Bonne nouvelle : Montréal se prépare pour le Championnat du monde de l’UCI. Mauvaise nouvelle : c’est vous qui allez payer pour ça. Et cher.

Aux chantiers interminables, aux détours absurdes et aux travaux qui durent plus longtemps qu’un mandat politique, on ajoute maintenant des fermetures de rues majeures.
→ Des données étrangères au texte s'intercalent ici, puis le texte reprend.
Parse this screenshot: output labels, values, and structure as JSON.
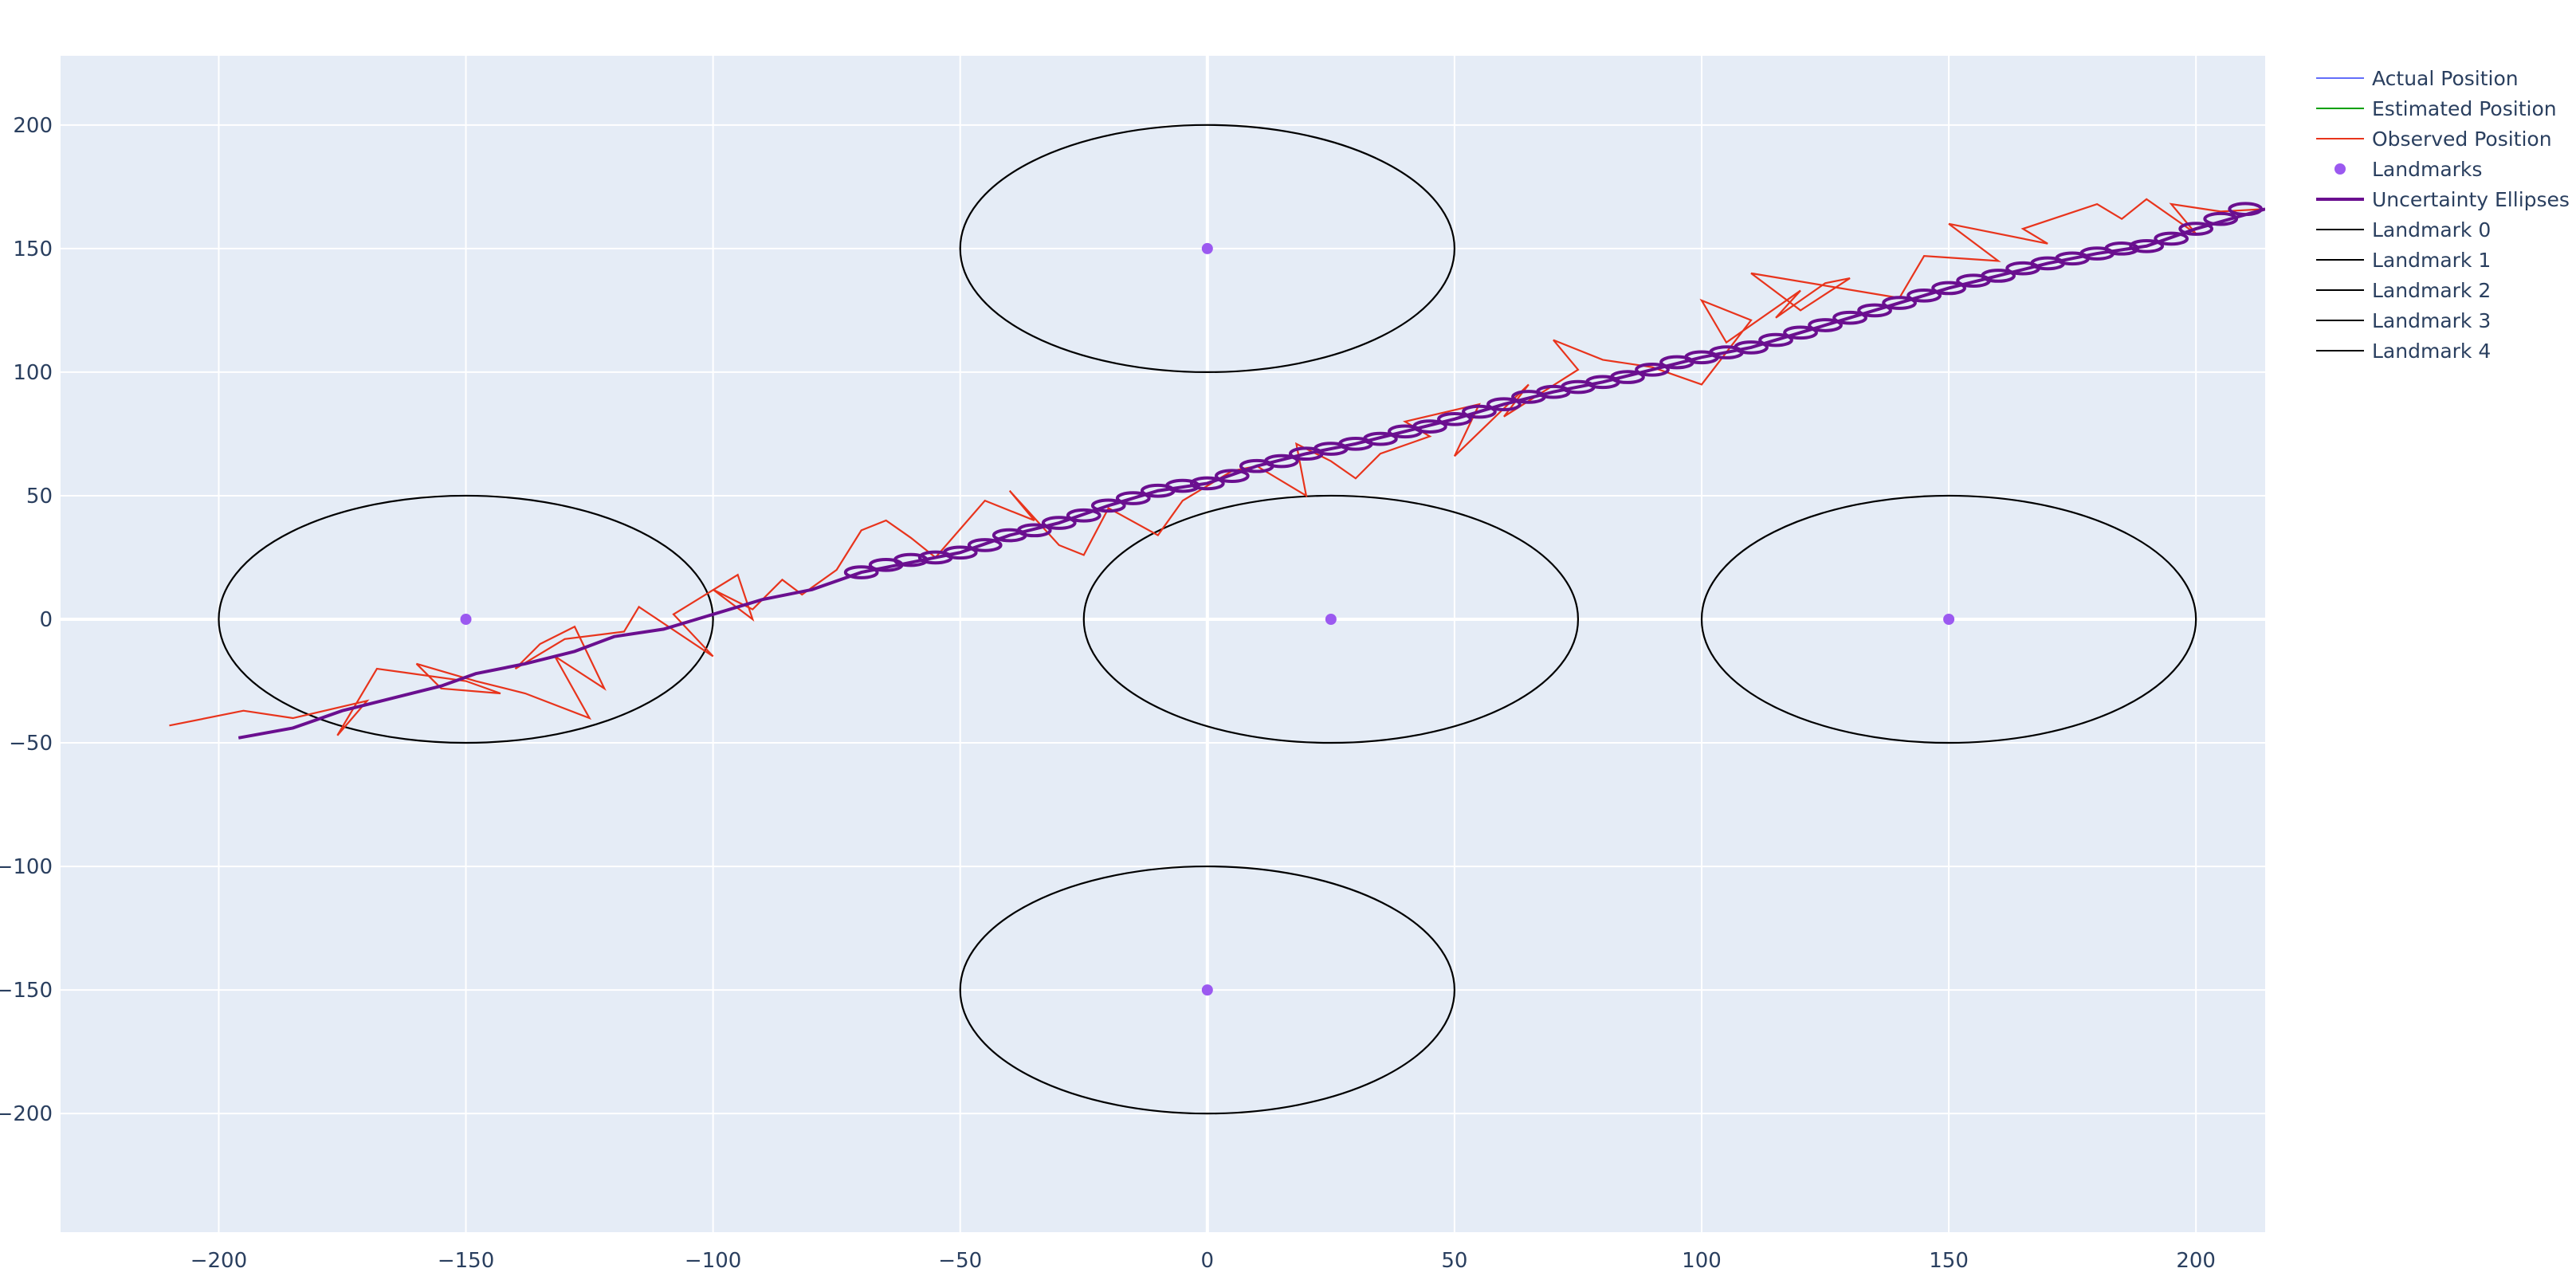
{
  "chart_data": {
    "type": "line",
    "title": "",
    "xlabel": "",
    "ylabel": "",
    "xlim": [
      -232,
      214
    ],
    "ylim": [
      -248,
      228
    ],
    "x_ticks": [
      -200,
      -150,
      -100,
      -50,
      0,
      50,
      100,
      150,
      200
    ],
    "y_ticks": [
      -200,
      -150,
      -100,
      -50,
      0,
      50,
      100,
      150,
      200
    ],
    "x_tick_labels": [
      "−200",
      "−150",
      "−100",
      "−50",
      "0",
      "50",
      "100",
      "150",
      "200"
    ],
    "y_tick_labels": [
      "−200",
      "−150",
      "−100",
      "−50",
      "0",
      "50",
      "100",
      "150",
      "200"
    ],
    "grid": true,
    "legend_position": "right",
    "background_color": "#e5ecf6",
    "series": [
      {
        "name": "Actual Position",
        "kind": "line",
        "color": "#636efa",
        "x": [
          -196,
          -185,
          -175,
          -165,
          -155,
          -148,
          -138,
          -128,
          -120,
          -110,
          -100,
          -90,
          -80,
          -70,
          -60,
          -50,
          -40,
          -30,
          -20,
          -10,
          0,
          10,
          20,
          30,
          40,
          50,
          60,
          70,
          80,
          90,
          100,
          110,
          120,
          130,
          140,
          150,
          160,
          170,
          180,
          190,
          200,
          214
        ],
        "y": [
          -48,
          -44,
          -37,
          -32,
          -27,
          -22,
          -18,
          -13,
          -7,
          -4,
          2,
          8,
          12,
          19,
          23,
          27,
          34,
          39,
          46,
          52,
          55,
          62,
          67,
          71,
          76,
          81,
          87,
          92,
          96,
          101,
          106,
          110,
          116,
          122,
          128,
          134,
          139,
          144,
          148,
          151,
          158,
          166
        ]
      },
      {
        "name": "Estimated Position",
        "kind": "line",
        "color": "#00a000",
        "x": [
          -196,
          -185,
          -175,
          -165,
          -155,
          -148,
          -138,
          -128,
          -120,
          -110,
          -100,
          -90,
          -80,
          -70,
          -60,
          -50,
          -40,
          -30,
          -20,
          -10,
          0,
          10,
          20,
          30,
          40,
          50,
          60,
          70,
          80,
          90,
          100,
          110,
          120,
          130,
          140,
          150,
          160,
          170,
          180,
          190,
          200,
          214
        ],
        "y": [
          -48,
          -44,
          -37,
          -32,
          -27,
          -22,
          -18,
          -13,
          -7,
          -4,
          2,
          8,
          12,
          19,
          23,
          27,
          34,
          39,
          46,
          52,
          55,
          62,
          67,
          71,
          76,
          81,
          87,
          92,
          96,
          101,
          106,
          110,
          116,
          122,
          128,
          134,
          139,
          144,
          148,
          151,
          158,
          166
        ]
      },
      {
        "name": "Observed Position",
        "kind": "line",
        "color": "#e8341c",
        "x": [
          -210,
          -195,
          -185,
          -170,
          -176,
          -168,
          -150,
          -143,
          -155,
          -160,
          -148,
          -138,
          -125,
          -132,
          -122,
          -128,
          -135,
          -140,
          -130,
          -118,
          -115,
          -100,
          -108,
          -95,
          -92,
          -100,
          -92,
          -86,
          -82,
          -75,
          -70,
          -65,
          -60,
          -55,
          -45,
          -35,
          -40,
          -30,
          -25,
          -20,
          -10,
          -5,
          5,
          10,
          20,
          18,
          25,
          30,
          35,
          45,
          40,
          55,
          50,
          65,
          60,
          75,
          70,
          80,
          90,
          100,
          110,
          100,
          105,
          120,
          115,
          125,
          130,
          120,
          110,
          140,
          145,
          160,
          150,
          170,
          165,
          180,
          185,
          190,
          200,
          195,
          205,
          214
        ],
        "y": [
          -43,
          -37,
          -40,
          -33,
          -47,
          -20,
          -25,
          -30,
          -28,
          -18,
          -25,
          -30,
          -40,
          -15,
          -28,
          -3,
          -10,
          -20,
          -8,
          -5,
          5,
          -15,
          2,
          18,
          0,
          12,
          4,
          16,
          10,
          20,
          36,
          40,
          33,
          25,
          48,
          40,
          52,
          30,
          26,
          45,
          34,
          48,
          60,
          62,
          50,
          71,
          64,
          57,
          67,
          74,
          80,
          87,
          66,
          95,
          82,
          101,
          113,
          105,
          102,
          95,
          121,
          129,
          112,
          133,
          122,
          136,
          138,
          125,
          140,
          130,
          147,
          145,
          160,
          152,
          158,
          168,
          162,
          170,
          156,
          168,
          165,
          166
        ]
      },
      {
        "name": "Landmarks",
        "kind": "markers",
        "color": "#9b59f0",
        "x": [
          0,
          -150,
          25,
          150,
          0
        ],
        "y": [
          150,
          0,
          0,
          0,
          -150
        ]
      },
      {
        "name": "Uncertainty Ellipses",
        "kind": "ellipses",
        "color": "#6a0f8f",
        "rx": 3.2,
        "ry": 2.2,
        "x": [
          -70,
          -65,
          -60,
          -55,
          -50,
          -45,
          -40,
          -35,
          -30,
          -25,
          -20,
          -15,
          -10,
          -5,
          0,
          5,
          10,
          15,
          20,
          25,
          30,
          35,
          40,
          45,
          50,
          55,
          60,
          65,
          70,
          75,
          80,
          85,
          90,
          95,
          100,
          105,
          110,
          115,
          120,
          125,
          130,
          135,
          140,
          145,
          150,
          155,
          160,
          165,
          170,
          175,
          180,
          185,
          190,
          195,
          200,
          205,
          210
        ],
        "y": [
          19,
          22,
          24,
          25,
          27,
          30,
          34,
          36,
          39,
          42,
          46,
          49,
          52,
          54,
          55,
          58,
          62,
          64,
          67,
          69,
          71,
          73,
          76,
          78,
          81,
          84,
          87,
          90,
          92,
          94,
          96,
          98,
          101,
          104,
          106,
          108,
          110,
          113,
          116,
          119,
          122,
          125,
          128,
          131,
          134,
          137,
          139,
          142,
          144,
          146,
          148,
          150,
          151,
          154,
          158,
          162,
          166
        ]
      },
      {
        "name": "Landmark 0",
        "kind": "circle",
        "color": "#000000",
        "cx": 0,
        "cy": 150,
        "r": 50
      },
      {
        "name": "Landmark 1",
        "kind": "circle",
        "color": "#000000",
        "cx": -150,
        "cy": 0,
        "r": 50
      },
      {
        "name": "Landmark 2",
        "kind": "circle",
        "color": "#000000",
        "cx": 25,
        "cy": 0,
        "r": 50
      },
      {
        "name": "Landmark 3",
        "kind": "circle",
        "color": "#000000",
        "cx": 150,
        "cy": 0,
        "r": 50
      },
      {
        "name": "Landmark 4",
        "kind": "circle",
        "color": "#000000",
        "cx": 0,
        "cy": -150,
        "r": 50
      }
    ]
  }
}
Résultat : des commerces qui jettent l’éponge et ferment durant l’événement, parce que le centre‑ville sera littéralement paralysé.

Déjà qu’en temps normal, se déplacer à Montréal relève du parcours du combattant… imaginez l’écœurantite aiguë des citoyens qui vivent dans ce chaos depuis des années.

Mais l’événement aura lieu, coûte que coûte. Qui a décidé ça ? Et surtout, qui profite de transformer la vie de milliers de travailleurs en casse‑tête quotidien ?

L’administration de la mairesse Soraya Martinez Ferrada nous prévient : ce sera pire encore. Comme si Montréal avait besoin d’un niveau supplémentaire dans son jeu vidéo « Circulation impossible ».

Et pendant qu’on bloque la ville, on ignore complètement le circuit Gilles‑Villeneuve : une piste parfaite, sans cônes orange, sans nids‑de‑poule, sans chaos. Un bitume impeccable, un tracé déjà utilisé pour des compétitions. En été, c’est le royaume des cyclistes. On aurait pu y tenir l’événement sans déranger personne.

Mais non. On préfère tout bloquer.

On aurait pu utiliser notre belle piste de course, éviter d’écœurer tout le monde, et laisser la ville — déjà laide et défigurée — continuer sa lente tentative de se refaire une beauté.

Ah oui : les cols bleus seront en grève. Magnifique timing. Une idée de génie.

Il y a des décisions qui défient la logique… et des citoyens qui méritent des réponses.